Wesley J Whitson MD (Dr. Whitson of Dartmouth-Hitchcock Medical Center has no relevant financial relationships to disclose.)
Robert J Singer MD (Dr. Singer of Dartmouth-Hitchcock Medical Center/Geisel School of Medicine at Dartmouth has no relevant financial relationships to disclose.)
Michael V Johnston MD, editor. (

Dr. Johnston of Johns Hopkins University School of Medicine has no relevant financial relationships to disclose.

Originally released July 29, 1996; last updated August 9, 2016; expires August 9, 2019
Notice: This article has expired and is therefore not available for CME credit.
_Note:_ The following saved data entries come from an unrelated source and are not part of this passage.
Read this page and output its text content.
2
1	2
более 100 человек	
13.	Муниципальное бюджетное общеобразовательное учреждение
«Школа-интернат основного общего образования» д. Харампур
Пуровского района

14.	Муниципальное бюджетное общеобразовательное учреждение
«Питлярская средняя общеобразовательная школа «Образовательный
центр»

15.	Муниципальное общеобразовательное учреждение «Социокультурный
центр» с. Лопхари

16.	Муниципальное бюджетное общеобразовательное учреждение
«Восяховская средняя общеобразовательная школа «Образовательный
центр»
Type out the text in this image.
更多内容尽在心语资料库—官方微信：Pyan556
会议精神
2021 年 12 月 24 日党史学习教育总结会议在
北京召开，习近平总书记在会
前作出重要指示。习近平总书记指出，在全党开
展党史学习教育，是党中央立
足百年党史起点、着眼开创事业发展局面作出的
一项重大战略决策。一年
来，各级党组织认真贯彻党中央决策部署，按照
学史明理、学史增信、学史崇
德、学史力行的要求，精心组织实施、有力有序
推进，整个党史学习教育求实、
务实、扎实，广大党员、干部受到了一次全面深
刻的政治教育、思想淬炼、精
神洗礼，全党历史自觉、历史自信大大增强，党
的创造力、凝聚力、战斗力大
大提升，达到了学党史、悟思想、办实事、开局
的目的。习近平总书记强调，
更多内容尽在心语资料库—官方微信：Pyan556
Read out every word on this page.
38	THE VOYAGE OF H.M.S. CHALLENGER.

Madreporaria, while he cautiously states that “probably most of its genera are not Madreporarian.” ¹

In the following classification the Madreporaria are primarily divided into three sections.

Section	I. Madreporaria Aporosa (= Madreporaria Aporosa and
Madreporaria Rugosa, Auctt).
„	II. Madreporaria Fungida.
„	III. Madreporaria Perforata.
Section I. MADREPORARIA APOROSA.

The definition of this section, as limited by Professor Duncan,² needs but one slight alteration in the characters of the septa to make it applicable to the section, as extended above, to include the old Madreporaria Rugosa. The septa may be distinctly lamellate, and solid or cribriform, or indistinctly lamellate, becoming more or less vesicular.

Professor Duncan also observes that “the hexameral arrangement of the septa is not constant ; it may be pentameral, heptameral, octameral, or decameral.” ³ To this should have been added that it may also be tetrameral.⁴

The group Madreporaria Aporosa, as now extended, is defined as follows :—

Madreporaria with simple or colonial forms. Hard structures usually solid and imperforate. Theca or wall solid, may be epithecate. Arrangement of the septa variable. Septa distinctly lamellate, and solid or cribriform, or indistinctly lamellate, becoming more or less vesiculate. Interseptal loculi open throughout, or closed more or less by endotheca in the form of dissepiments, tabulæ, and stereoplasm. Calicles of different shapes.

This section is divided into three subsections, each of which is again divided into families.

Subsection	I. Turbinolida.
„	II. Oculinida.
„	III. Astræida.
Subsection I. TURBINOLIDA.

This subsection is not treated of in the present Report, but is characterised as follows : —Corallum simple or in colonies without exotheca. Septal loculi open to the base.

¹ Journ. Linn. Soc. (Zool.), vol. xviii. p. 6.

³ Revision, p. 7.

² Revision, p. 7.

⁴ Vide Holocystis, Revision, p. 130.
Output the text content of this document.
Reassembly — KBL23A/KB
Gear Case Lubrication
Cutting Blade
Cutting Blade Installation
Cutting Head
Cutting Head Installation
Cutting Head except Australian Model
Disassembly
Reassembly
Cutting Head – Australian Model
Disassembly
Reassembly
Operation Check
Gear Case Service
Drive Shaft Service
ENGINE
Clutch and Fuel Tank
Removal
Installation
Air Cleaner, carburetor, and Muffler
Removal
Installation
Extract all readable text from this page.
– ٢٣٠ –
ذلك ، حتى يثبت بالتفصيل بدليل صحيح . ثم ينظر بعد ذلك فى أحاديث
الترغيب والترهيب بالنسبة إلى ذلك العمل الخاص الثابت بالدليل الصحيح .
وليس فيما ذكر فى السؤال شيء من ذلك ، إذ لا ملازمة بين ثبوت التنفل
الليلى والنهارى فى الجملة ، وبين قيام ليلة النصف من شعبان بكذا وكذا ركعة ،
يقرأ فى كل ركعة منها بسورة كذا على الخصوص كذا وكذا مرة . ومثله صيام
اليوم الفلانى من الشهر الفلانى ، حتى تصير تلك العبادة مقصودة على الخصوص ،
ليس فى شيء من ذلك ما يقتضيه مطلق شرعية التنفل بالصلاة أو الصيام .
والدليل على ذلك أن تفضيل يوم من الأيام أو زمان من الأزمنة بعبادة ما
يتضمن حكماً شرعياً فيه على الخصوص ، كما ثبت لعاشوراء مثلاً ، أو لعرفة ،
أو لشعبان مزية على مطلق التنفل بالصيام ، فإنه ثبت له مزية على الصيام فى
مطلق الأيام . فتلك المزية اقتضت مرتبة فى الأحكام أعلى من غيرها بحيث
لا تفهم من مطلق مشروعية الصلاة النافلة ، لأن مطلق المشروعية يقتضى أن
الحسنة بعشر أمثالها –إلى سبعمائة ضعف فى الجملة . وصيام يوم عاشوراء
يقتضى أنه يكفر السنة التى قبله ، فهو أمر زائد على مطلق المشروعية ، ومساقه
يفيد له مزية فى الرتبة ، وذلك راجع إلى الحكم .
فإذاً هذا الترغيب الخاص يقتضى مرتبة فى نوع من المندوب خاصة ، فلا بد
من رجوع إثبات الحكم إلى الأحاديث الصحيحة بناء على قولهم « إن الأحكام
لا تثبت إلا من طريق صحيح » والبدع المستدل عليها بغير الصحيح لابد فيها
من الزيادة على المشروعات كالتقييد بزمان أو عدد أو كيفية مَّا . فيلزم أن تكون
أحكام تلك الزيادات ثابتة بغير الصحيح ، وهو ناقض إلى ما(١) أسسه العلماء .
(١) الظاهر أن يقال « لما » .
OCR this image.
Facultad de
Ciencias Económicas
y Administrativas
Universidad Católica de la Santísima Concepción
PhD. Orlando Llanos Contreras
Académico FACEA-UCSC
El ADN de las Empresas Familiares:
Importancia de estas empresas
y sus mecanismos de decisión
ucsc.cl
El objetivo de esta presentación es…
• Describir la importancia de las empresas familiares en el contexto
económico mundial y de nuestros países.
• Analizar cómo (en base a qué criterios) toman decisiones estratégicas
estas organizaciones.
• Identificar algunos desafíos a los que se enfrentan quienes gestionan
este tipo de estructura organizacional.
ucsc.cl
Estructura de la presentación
This article includes discussion myelomeningocele, meningomyelocele, myelodysplasia, neural tube defect, spina bifida, spinal dysraphism, lipomyelomeningocele, and terminal myelocystocele. The foregoing terms may include synonyms, similar disorders, variations in usage, and abbreviations.


Myelomeningocele is a significantly disabling birth defect that relatively spares cognitive function. It affects both the central and peripheral nervous systems, typically causing some degree of paralysis and bowel and bladder dysfunction. It is associated with several other anomalies including hydrocephalus, Chiari II malformation, tethered cord syndrome, and syringomyelia. For this reason, new neurologic problems can present throughout life. Patients require regular multidisciplinary follow-up to manage these conditions. Nevertheless, patient reported quality of life is typically very good. A multicenter trial for prenatal myelomeningocele repair has raised important questions about the optimal time for surgical intervention in these patients. The authors update these issues in this article.

Key points


• Myelomeningocele is a disabling birth defect associated with multiple other neurologic conditions.


• Adequate folic acid intake in the periconceptual and early pregnancy periods significantly reduces the risk of myelomeningocele.


• Myelomeningocele level is the most important predictor of functional outcome.


• Myelomeningocele repair is traditionally done within 72 hours of birth to minimize the risk of meningitis. The results of a trial on prenatal myelomeningocele repair have encouraged some neurosurgeons to consider in utero surgery.


• Most myelomeningocele patients will develop shunt-dependent hydrocephalus.


• Myelomeningocele patients require close multidisciplinary follow-up throughout life to promote maximum functional outcomes and to minimize further neurologic decline from associated anomalies.

Historical note and terminology

Malformations involving the formation of the distal spinal cord and spinal column have been identified for centuries. The term "spina bifida" was used to describe all these lesions, from the mildest to the most severe. The term "spinal dysraphism" is actually more appropriate, as "dysraphism" refers to the spinal cord defect. Most of these defects are felt to result from abnormal neurulation; therefore, they are also known as "neural tube defects." This section will discuss the most common clinically significant neural tube defect, myelomeningocele, a form of spina bifida associated with outpouching of the spinal cord and its coverings through an open defect in the vertebral arches. This form of spina bifida has effects on much of the remaining neuraxis with the frequent presence of hydrocephalus, Chiari II malformation, and syringomyelia.